‘Challenge, dichotomy, aggression, opposition’: Tony Conrad
Thursday, November 8th, 2007
How to briefly introduce Tony Conrad? You could easily do it yourself by googling his name and come across a string of breathtaking references and countercultural links. You would find out that Tony Conrad is a composer who actually disposes the composer. Ever since the early sixties, he has been on the threshold of the avant-garde, continuously stretching the political and social implications of his radical art. I meet Tony Conrad, the composer, filmmaker, video artist, media activist, writer, and educator, in the context of Washington DC’s best kept secret, Sonic Circuits, a festival of experimental music where he was performing, aggressively but adventurously, with his recent musical companion Violent Raid.
I’ve been fascinated by your view of music as an experiential environment that you create for people to participate in. How do you see that exactly?
Tony Conrad: “I see that in a variety of ways. For example, music has a unique relationship to space, unlike many other forms of cultural expression. It is unrelenting and pitiless in the way that it surrounds people in the space and pokes into their bodies, occupies and causes their bodies to react. It’s a horrifyingly intimate kind of thing. That’s one kind of a relationship, and then another one of course is the political consequence of that. Music can be adopted and used in a veiled way to implement the designs of those who are in authority.”

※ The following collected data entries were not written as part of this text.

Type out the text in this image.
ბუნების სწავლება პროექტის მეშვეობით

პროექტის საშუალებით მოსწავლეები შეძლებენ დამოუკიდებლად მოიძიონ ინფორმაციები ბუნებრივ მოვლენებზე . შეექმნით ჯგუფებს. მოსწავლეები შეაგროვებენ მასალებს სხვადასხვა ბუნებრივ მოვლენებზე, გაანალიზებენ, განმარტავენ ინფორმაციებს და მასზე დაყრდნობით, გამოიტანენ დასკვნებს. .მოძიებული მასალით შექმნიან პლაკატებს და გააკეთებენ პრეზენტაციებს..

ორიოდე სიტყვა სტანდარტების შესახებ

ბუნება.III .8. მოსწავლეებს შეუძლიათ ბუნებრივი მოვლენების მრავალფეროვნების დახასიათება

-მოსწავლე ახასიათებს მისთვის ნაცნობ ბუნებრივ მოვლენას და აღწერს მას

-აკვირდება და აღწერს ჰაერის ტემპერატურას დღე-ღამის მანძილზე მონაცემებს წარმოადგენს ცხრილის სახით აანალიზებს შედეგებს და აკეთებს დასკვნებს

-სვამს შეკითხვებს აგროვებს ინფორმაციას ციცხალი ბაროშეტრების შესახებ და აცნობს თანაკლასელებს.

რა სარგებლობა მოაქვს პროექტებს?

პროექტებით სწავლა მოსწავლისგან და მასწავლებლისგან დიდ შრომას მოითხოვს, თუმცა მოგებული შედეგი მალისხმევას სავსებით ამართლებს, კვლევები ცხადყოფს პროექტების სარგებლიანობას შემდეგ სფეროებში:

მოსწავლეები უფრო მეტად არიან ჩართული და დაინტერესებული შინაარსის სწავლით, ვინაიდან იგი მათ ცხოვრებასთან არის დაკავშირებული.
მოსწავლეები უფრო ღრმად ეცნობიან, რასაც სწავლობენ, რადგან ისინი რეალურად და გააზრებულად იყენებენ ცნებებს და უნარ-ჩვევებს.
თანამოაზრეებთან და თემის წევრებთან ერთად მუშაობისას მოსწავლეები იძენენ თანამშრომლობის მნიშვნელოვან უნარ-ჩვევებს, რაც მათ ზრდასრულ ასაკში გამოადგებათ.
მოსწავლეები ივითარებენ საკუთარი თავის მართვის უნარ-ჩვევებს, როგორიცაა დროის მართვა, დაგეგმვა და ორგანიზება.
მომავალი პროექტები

Isn’t music something abstract? Where does the political element come in?
Conrad: “That’s a very complicated thing, because it happens on different levels and these levels don’t seem to be integrated. It happens in capitalism also. There are people who go to the store and buy things and they think that that is capitalism. Then there are other people who are actually investing money in elaborate corporate systems and they think that’s capitalism. These two levels don’t connect except through money, and this turns out to be very effective. With music, it’s a similar thing. There is the person who is listening to a song, the words, the beat, the music, the nostalgia, and all of the personal reactions it brings forth. This seems completely unrelated to the theoretical conditions in which larger structures sometimes seemingly automatically fulfill those needs. In the European tradition, there is a sense that concerts, music being played by orchestras while the audience is just listening, were always there and that this is almost a fact of nature. We begin to see more clearly now, as this institution is being threatened, that it was a temporary thing that only lasted for a few hundred years. If we look very carefully at it, we can see that there are reasons why this institution was brought into existence and that these reasons have to do with the way the society was organized into powerful states.”